Quote Originally Posted by shelliebear View Post
I need some help.
I've been struggling in the cold winter to keep the temps in my room up.
Turning on a heat lamp only increases the ambient temps in the tanks of my snakes by a couple of degrees, and it's usually 60 degrees in my room without the space heater on.
If I turn my space heater on for more than a few minutes (which doesn't do much), then the circuit breaker for the upstairs electricity gets tripped, and I have to reset it.
Clearly it is too much electricity being used upstairs, so it is a fire hazard.
The space heater is 1500 electric power units, I forgot what they are...volts? hertz? Sorry, I can't remember.
Is there another option I can use to get the temps up that uses less of the electricity so it won't trip the circuit breaker?
I don't want to cause a fire, and I don't want to run the electric/heat bill through the roof.
Do ceramic heat emitters work? Could I install those in the tank? I know those suck up humidity, but I was thinking that if those work, I could get a warm humidifier for my room and humidify the whole room. (It's better for my lungs, since I have asthma.)
? I need help. I don't want my snakes to get sick. There has to be something that works, I'm just not thinking of it yet.
That's where usually you guys help, with the creative ideas.
Shellie
I have the exact same problem as you do and here is how I fixed it:

I have all of my snakes (3) in a 4-shelf rack organized like so

Shelf 1: Heat Cable
Shelf 2: Ball Python
Shelf 3: Florida Kingsnake
Shelf 4: Cornsnake

Now, in order to keep ambient temps up in the ball pythons enclosure (its usually around 68-70 in my room if not lower) I ran the heat cable along the bottom of shelf 1 and completely covered it with duct tape. I then taped the front entrance of shelf 1 completely shut with duct tape so it will retain heat. Now, after about an hour of the heat cable warming up (on a dimmer mind you) the heat soaks through the wood and radiates down into the tub without sucking out the humidity. Voila! Instant climate control (Esp. with a good thermostat such as the Herpstat PRO)! Only affects Shelf 2 also.

Total cost:

Rack (If you don't have one): $250-300
Dimmer $10
Heat Cable: $16

Total: $276-326 before tax

Now, if kept in a tank my suggestions would be to buy a very cheap melamine shelving unit/drawers from target (20-30 bucks) find a tub that fits, put her in it and then run the heat cable along the top while making sure to cover the cable so no heat escapes. Or you could run the cable through the actual shelving unit and have it radiate inside of it.

So now pricing is:

Dimmer: $10
Heat Cable: $16
Shelving (make shift rack): $20-30

Total $46-56 before tax

Now, if neither of the above is an option, you have a couple of other options to heat the tank.

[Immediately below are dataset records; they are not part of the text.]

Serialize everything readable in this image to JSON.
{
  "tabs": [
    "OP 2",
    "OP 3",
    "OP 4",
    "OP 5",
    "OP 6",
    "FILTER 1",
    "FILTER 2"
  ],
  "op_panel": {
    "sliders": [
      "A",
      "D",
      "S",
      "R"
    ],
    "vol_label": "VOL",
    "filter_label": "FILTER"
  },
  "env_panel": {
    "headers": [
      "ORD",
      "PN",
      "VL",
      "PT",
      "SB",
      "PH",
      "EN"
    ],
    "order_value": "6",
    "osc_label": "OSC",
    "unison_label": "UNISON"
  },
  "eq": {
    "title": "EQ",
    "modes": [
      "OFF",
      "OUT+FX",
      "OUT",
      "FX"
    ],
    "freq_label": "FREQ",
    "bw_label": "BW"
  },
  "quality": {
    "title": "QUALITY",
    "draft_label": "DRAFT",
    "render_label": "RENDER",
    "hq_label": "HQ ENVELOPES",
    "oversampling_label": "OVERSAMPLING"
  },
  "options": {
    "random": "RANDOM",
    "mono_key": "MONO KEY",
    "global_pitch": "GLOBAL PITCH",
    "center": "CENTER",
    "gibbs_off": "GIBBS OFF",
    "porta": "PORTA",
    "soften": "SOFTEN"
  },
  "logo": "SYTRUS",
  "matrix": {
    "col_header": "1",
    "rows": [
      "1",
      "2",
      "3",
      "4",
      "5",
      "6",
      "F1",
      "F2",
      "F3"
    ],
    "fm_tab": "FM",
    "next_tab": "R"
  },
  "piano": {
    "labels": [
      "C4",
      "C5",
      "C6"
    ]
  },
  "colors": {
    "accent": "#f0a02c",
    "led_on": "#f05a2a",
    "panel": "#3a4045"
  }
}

Option 1: Buy a very small electric heater and place it close (not to close!) to the tank. Monitor surface temps to make sure they aren't hitting 100+ (I've seen those heaters put out heat thats 200+) and don't leave on any long trips.

Heater: $20
Thermometer (Probe for glass): $12

Total: $32 before tax


Option 2: Buy 2 CHE (you may be able to get away with 1 but I'm not so sure because of the low temps in your room), place on either end of tank, fiddle with em till you hit your desired temps, monitor temps frequently, wrap the outer tank in some kind of insulating material such as pegboard, etc and cover half of the screen top with foil, wood, pegboard (Basically an insulating material). Monitor temps as much as possible to watch for possible overheating.

CHE: $60 (1 is $30)
Dimmers: $20 (2 required)
Tempgun: $25 (RBI 205 I think it's called. Its on reptilebasics.com) Not required but recommended when aiming for ambient heat with CHE
Pegboard: $5-15 depending on location and store
Wood/Foil: $5-10 depending on which used/location/store

Total: Best Case (no tempgun): $50
Worst Case (No tempgun): $105
Ideal/Worst Case (includes tempgun): $130

Hope you get some ideas from this! Good Luck!